Im Zeitraum vom 17. bis 19. Februar verlagert sich der Hochdruckschwerpunkt weiter nach Island und Grönland, während aktive Tiefdruckwirbel über der Barentssee und Karasee im Verbund mit dem Hoch die kalten Luftmassen nach Süden - in Richtung Mitteleuropa führen. In der Höhe von rund 1.500 Meter sinken die Temperaturen auf -10 bis -20 Grad ab und in tieferen Lagen wäre mit Tageswerten von -7 bis 0 Grad zu rechnen. Dazu immer wieder Schneefall.

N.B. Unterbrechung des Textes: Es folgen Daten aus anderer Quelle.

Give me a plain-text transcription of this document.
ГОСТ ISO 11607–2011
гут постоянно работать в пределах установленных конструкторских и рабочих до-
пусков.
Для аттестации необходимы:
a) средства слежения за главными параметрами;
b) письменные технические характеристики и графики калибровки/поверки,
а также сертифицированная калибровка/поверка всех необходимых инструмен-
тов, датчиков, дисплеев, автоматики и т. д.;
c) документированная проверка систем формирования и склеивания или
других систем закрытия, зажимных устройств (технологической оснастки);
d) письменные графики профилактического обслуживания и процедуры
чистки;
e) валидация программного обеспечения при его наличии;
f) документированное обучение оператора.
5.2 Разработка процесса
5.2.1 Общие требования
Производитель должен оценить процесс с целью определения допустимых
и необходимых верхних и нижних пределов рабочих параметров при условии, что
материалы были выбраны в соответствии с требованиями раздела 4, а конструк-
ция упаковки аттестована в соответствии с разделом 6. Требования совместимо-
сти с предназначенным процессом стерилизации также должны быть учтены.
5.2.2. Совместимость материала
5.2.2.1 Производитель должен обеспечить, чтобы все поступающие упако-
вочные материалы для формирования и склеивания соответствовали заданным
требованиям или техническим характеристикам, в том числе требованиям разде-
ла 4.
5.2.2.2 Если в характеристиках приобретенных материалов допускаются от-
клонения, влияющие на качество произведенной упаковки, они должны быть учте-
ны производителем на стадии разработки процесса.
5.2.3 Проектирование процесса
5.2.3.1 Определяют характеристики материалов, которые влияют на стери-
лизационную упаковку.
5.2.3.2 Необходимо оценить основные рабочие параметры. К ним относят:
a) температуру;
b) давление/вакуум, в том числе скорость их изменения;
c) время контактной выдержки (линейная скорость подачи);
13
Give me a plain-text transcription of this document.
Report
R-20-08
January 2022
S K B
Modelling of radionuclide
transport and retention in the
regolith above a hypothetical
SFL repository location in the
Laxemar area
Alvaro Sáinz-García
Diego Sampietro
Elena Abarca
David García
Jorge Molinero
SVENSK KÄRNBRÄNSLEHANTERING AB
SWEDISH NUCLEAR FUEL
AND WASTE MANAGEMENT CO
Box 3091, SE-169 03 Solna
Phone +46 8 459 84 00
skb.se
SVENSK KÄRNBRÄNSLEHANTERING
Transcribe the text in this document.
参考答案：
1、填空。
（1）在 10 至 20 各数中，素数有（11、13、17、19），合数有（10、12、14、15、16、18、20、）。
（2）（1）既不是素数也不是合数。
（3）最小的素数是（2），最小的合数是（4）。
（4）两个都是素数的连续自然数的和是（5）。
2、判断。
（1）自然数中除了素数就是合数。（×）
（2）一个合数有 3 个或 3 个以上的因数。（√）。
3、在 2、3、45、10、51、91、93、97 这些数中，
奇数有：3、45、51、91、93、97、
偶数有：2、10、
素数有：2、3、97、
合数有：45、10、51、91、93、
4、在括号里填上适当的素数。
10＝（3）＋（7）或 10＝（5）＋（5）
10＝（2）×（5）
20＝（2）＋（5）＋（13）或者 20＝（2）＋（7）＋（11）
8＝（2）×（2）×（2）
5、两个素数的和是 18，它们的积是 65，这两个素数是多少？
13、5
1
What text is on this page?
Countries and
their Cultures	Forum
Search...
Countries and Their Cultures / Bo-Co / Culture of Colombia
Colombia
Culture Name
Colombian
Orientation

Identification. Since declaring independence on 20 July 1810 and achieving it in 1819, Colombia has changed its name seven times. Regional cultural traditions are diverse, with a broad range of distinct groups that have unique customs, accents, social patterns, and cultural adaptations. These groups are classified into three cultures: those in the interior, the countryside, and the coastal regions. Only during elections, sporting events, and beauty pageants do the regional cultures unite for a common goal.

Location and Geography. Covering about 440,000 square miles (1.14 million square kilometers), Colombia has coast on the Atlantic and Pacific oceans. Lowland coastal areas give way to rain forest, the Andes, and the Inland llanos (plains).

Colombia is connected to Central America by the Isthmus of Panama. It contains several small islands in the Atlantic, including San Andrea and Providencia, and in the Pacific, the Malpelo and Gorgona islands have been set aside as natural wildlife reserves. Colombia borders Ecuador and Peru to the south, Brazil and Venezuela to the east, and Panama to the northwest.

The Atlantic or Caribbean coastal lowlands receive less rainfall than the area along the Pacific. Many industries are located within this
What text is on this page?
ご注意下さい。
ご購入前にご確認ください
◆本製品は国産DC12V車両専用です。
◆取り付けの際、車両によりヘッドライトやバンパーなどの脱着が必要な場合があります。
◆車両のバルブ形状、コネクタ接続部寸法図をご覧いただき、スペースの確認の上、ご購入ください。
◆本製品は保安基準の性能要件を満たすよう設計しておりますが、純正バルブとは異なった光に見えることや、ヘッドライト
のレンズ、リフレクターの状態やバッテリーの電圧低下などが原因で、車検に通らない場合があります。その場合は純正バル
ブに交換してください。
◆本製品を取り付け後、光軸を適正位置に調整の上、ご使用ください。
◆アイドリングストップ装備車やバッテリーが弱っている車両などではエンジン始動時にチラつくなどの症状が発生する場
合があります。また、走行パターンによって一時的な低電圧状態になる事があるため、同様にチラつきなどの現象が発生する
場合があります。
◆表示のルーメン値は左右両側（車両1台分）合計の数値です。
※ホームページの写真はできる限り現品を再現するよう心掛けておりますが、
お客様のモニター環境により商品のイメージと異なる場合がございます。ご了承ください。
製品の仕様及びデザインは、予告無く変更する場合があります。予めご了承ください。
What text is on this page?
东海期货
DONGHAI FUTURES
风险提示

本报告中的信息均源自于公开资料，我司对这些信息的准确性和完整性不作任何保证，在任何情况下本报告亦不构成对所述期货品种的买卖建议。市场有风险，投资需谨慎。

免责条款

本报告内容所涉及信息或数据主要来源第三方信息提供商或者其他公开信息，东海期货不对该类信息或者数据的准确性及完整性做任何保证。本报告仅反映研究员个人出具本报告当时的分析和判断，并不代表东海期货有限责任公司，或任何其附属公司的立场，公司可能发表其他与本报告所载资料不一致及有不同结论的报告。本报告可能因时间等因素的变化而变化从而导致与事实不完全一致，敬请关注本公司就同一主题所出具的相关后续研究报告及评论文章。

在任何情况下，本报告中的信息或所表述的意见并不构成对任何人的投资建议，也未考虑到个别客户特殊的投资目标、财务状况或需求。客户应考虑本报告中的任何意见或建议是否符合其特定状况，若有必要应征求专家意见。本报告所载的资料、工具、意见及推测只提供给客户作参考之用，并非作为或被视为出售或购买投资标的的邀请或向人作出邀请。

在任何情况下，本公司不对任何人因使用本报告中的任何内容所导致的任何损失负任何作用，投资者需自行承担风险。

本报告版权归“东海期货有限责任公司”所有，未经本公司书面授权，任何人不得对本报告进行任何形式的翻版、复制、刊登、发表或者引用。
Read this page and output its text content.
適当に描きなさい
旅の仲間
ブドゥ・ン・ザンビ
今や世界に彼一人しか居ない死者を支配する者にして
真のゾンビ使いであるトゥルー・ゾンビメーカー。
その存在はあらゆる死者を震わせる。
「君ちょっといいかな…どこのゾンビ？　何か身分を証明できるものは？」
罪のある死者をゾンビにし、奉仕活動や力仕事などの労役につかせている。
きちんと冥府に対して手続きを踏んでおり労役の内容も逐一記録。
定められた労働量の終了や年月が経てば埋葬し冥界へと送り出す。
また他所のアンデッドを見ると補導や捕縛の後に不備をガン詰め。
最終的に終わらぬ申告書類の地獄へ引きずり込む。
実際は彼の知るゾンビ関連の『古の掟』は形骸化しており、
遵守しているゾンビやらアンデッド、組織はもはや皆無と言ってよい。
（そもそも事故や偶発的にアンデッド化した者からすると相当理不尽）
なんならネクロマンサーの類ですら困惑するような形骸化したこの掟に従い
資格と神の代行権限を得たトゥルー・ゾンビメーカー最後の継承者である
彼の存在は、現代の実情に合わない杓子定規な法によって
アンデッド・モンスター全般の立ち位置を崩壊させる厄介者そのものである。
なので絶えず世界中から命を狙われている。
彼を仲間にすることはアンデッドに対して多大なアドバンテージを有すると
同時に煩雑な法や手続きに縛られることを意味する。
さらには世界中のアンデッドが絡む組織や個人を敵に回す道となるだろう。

Mit einer entsprechenden Hochdruckposition ist ein Arctic Outbreak möglich
Berechnung der Großwetterlage nach dem amerikanischen Prognose-Modell: Mit einer entsprechenden Hochdruckposition ist ein Arctic Outbreak möglich © www.meteociel.fr


Europäisches Prognose-Modell - Hochdrucksystem blockiert
Der Ansatz für einen Arctic Outbreak ist auch in den Prognosen des europäischen Vorhersage-Modells zu erkennen. Das Hoch liegt aber in relativ stabiler Position bis zum 18. Februar über Deutschland und sorgt für einen ruhigen, trockenen und gemäßigt milden Wettercharakter. Ob dem Hochdrucksystem der "Sprung" in Richtung Grönland gelingt, bleibt abzuwarten. Gelingt es nicht, blockiert das Hoch so jede Wetterentwicklung.

Das Hochdrucksystem blockiert einen Kaltluftvorstoß
Berechnung der Großwetterlage nach dem europäischen Prognose-Modell: Das Hochdrucksystem blockiert einen Kaltluftvorstoß © www.meteociel.fr


Mildes Februarwetter bis zum 18. Februar
Die Kontrollläufe stützen die Hochdruckwetterlage vom 12. bis 18. Februar mit milden Temperaturwerten. Im weiteren Verlauf wird eine negative Temperaturtendenz simuliert. Das amerikanische Vorhersage-Modell gehört zu den kältesten Varianten. Es gilt weiterhin abzuwarten.